Algunas personas consideraron que lo que creían que había pasado era algo que sólo nos correspondía a él y a mí. Así, en lo privado.
Entonces, la voz de Judith Lewis Herman me recuerda que al testigo de los actos de violencia se le exige tomar posiciones: no ver, no oír, no decir nada.

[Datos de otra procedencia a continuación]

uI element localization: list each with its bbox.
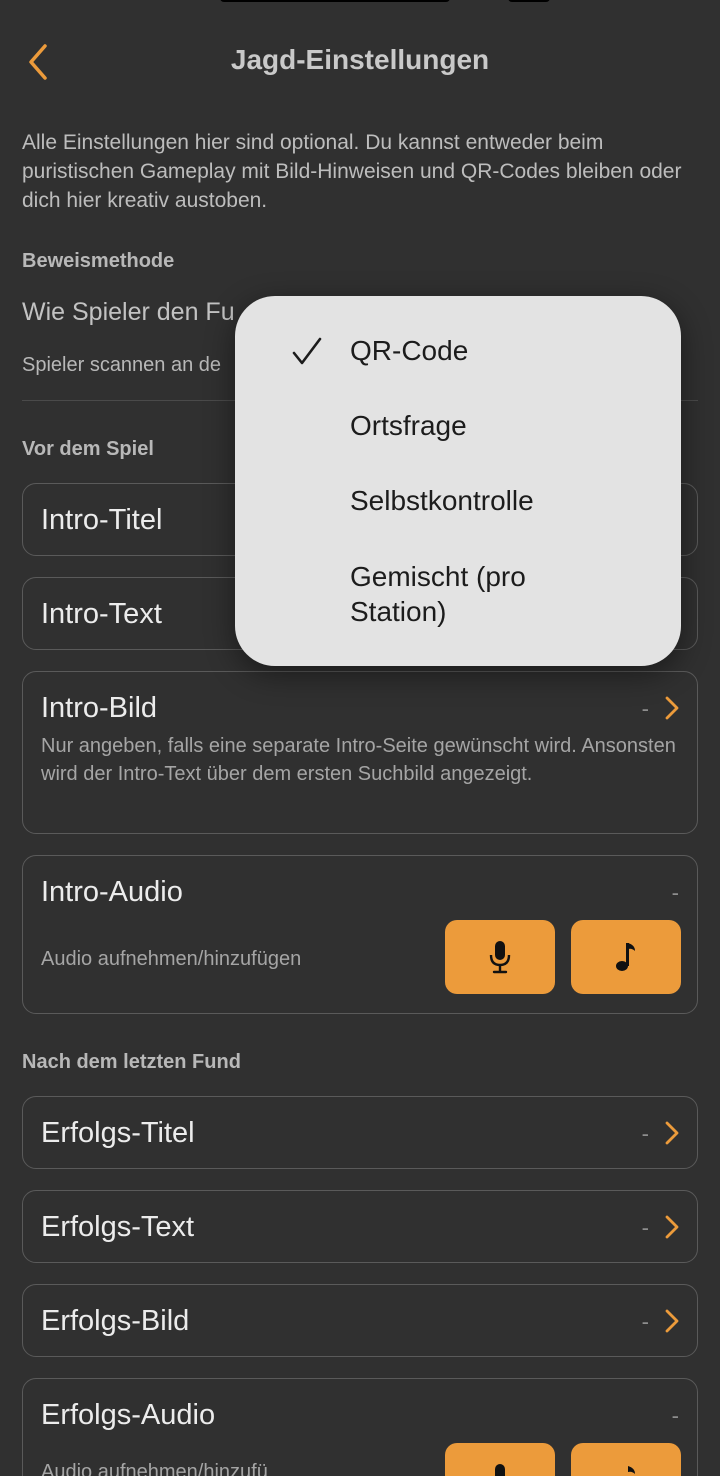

Y si fracasa el silencio, dice, el perpetrador “erosiona la credibilidad de sus víctimas y se antepone una negación más absoluta, una negación más sofisticada. Y dirá que la víctima exagera y miente. El testigo va a mirar hacia otro lado”.
Cuando nuestros círculos sociales se enteraron que decidí interponer una denuncia formal en contra del individuo me señalaron de ocasionar problemas, en lugar de reflexionar que, en todo caso, lo que estaba sucediendo era resultado de las acciones de violencia que él había cometido.
Pero también encontré amor y acompañamiento de nuevas personas; me he hecho responsable de mi salud física y emocional. Asimismo, he cuestionado mis posturas políticas y reflexionado en la responsabilidad que tengo frente al proceso de recuperación de otras sobrevivientes de violencia.